The BNBCC retaliated by sending a police party to his village where the residents surrendered without resistance, but Si Gunting escaped with his followers to Kampung Sayap in modern day Kota Belud.
Pursued by fifty BNBCC policemen, the fugitives set up a fort on top of a steep hill and surrounded it with sharpened bamboo stakes.
The police attacked and were pelted with stones and spears by Si Gunting and his men. Two company policemen were killed and 18 others injured including the group’s captain.
The police attacked for a second time and managed to breach the defences, killing seven of Si Gunting’s men, forcing the Dusun leader and his remaining followers to retreat to a mountain near Mount Kinabalu.
From his new location, Si Gunting managed to wreak havoc on the British by adopting guerrilla tactics.
The BNBCC had to send more policemen to the district to maintain peace as well as to keep Si Gunting from joining forces with Mat Salleh.
Finally, after many brushes and escapes, but causing little substantial damage, he surrendered in 1905.
The accounts get somewhat blurry at this point with some saying Si Gunting decided to surrender because of old age but 46 is hardly old even by the standards of the time. Others maintain that the British took his wife and children hostage and threatened to kill them.
Whatever the reason, Si Gunting gave up the fight.
As a reward, he was officially pardoned and appointed as a leader for his community. He became a solid supporter of the government.
He used his new position to expose a plan by a Dato Undok who plotted to attack the British Timbang Batu station and kill a district officer. For this he was also rewarded.

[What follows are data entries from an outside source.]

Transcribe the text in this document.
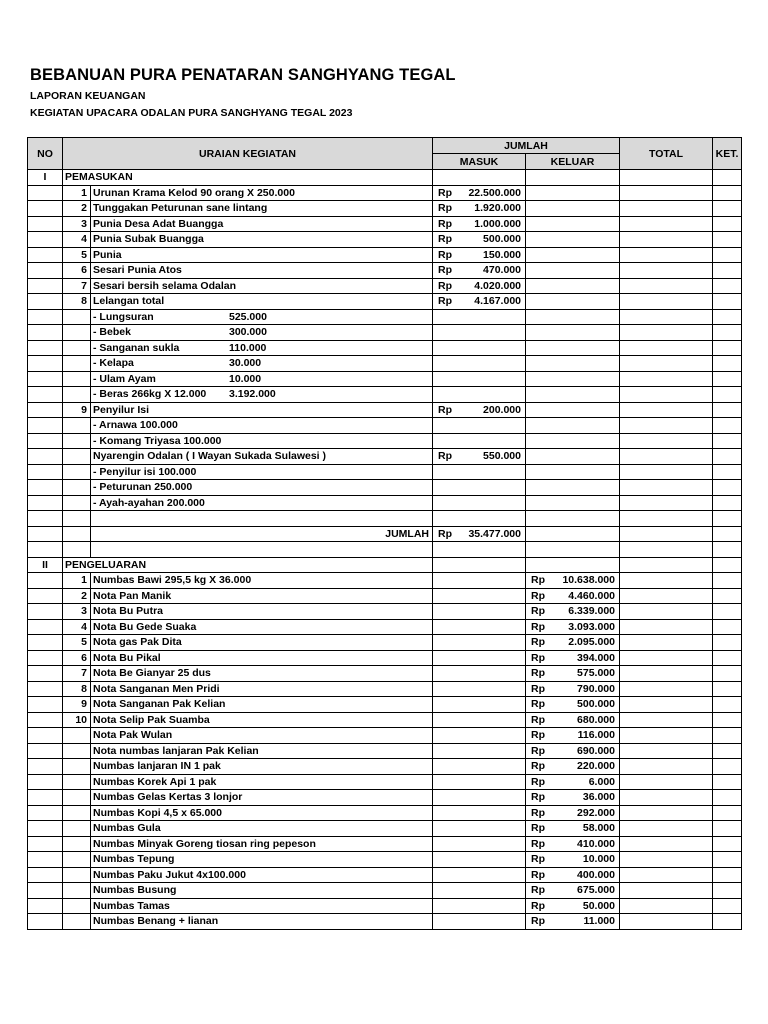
BEBANUAN PURA PENATARAN SANGHYANG TEGAL
LAPORAN KEUANGAN
KEGIATAN UPACARA ODALAN PURA SANGHYANG TEGAL 2023
NO	URAIAN KEGIATAN		JUMLAH		TOTAL	KET.
			MASUK	KELUAR		
I	PEMASUKAN					
	1	Urunan Krama Kelod 90 orang X 250.000	Rp 22.500.000			

	2	Tunggakan Peturunan sane lintang	Rp 1.920.000			

	3	Punia Desa Adat Buangga	Rp 1.000.000			

	4	Punia Subak Buangga	Rp 500.000			

	5	Punia	Rp 150.000			

	6	Sesari Punia Atos	Rp 470.000			

	7	Sesari bersih selama Odalan	Rp 4.020.000			

	8	Lelangan total	Rp 4.167.000			

		- Lungsuran 525.000				
		- Bebek 300.000				
		- Sanganan sukla 110.000				
		- Kelapa 30.000				
		- Ulam Ayam 10.000				
		- Beras 266kg X 12.000 3.192.000				
	9	Penyilur Isi	Rp 200.000			

		- Arnawa 100.000				
		- Komang Triyasa 100.000				
		Nyarengin Odalan ( I Wayan Sukada Sulawesi )	Rp 550.000			

		- Penyilur isi 100.000				
		- Peturunan 250.000				
		- Ayah-ayahan 200.000				

		JUMLAH	Rp 35.477.000			

II	PENGELUARAN					
	1	Numbas Bawi 295,5 kg X 36.000		Rp 10.638.000		

	2	Nota Pan Manik		Rp 4.460.000		

	3	Nota Bu Putra		Rp 6.339.000		

	4	Nota Bu Gede Suaka		Rp 3.093.000		

	5	Nota gas Pak Dita		Rp 2.095.000		

	6	Nota Bu Pikal		Rp 394.000		

	7	Nota Be Gianyar 25 dus		Rp 575.000		

	8	Nota Sanganan Men Pridi		Rp 790.000		

	9	Nota Sanganan Pak Kelian		Rp 500.000		

	10	Nota Selip Pak Suamba		Rp 680.000		

		Nota Pak Wulan		Rp 116.000		

		Nota numbas lanjaran Pak Kelian		Rp 690.000		

		Numbas lanjaran IN 1 pak		Rp 220.000		

		Numbas Korek Api 1 pak		Rp 6.000		

		Numbas Gelas Kertas 3 lonjor		Rp 36.000		

		Numbas Kopi 4,5 x 65.000		Rp 292.000		

		Numbas Gula		Rp 58.000		

		Numbas Minyak Goreng tiosan ring pepeson		Rp 410.000		

		Numbas Tepung		Rp 10.000		

		Numbas Paku Jukut 4x100.000		Rp 400.000		

		Numbas Busung		Rp 675.000		

		Numbas Tamas		Rp 50.000		

		Numbas Benang + lianan		Rp 11.000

He lived to a ripe old age, and was said to have died of natural causes, either in 1905 or 1906.
Si Gunting was dwarfed in height and legend by another rebel chieftain during his time, a certain Mat Salleh who gained notoriety as a warrior, or as some descendants of his enemies say – a bandit and extortionist.
Mat Salleh’s rebellion against the Orang Putih began two years after the start of Si Gunting’s war, and was considered more significant.
While some argue over Mat Salleh’s real reasons for fighting the British, Si Gunting’s motives appear to have been entirely altruistic, and people who remember his exploits regard him as a defender of his people and protector of their age-old traditions.
Alas, it seems few remember Si Gunting these days.
Former Sabah museum senior curator Judeth John Baptist says the new Sabah government should look into carrying out further study of Si Gunting and other dimly-remembered local heroes such as Si Langkap and Si Korom.
“Each one of them contributed to stirring a desire for independence,” she says.
“The uprisings were also because when the British took over, they divided up the tribal areas according to their own requirements, and imposed their own laws such as the cukai kepala or head tax.
“Christianity was also making its way into North Borneo at that time and Si Gunting and the others would have seen this as a threat to their native culture.”
Baptist notes that future generations are in danger of not knowing who these people were unless something is done now to give them due recognition.
“I think the new government is on the right track especially with the setting up of the Law and Native Affairs Ministry, and we have the Heritage Act which they can use,” she says. “Maybe the state museum can also look into it.”
How should we commemorate these freedom fighters? Baptist suggests that maybe we can name a road, school, hall or office in a state ministry after them.
“They can also track down their descendants and give them some kind of recognition.”
As yet, it appears there are no roads even named after Si Gunting.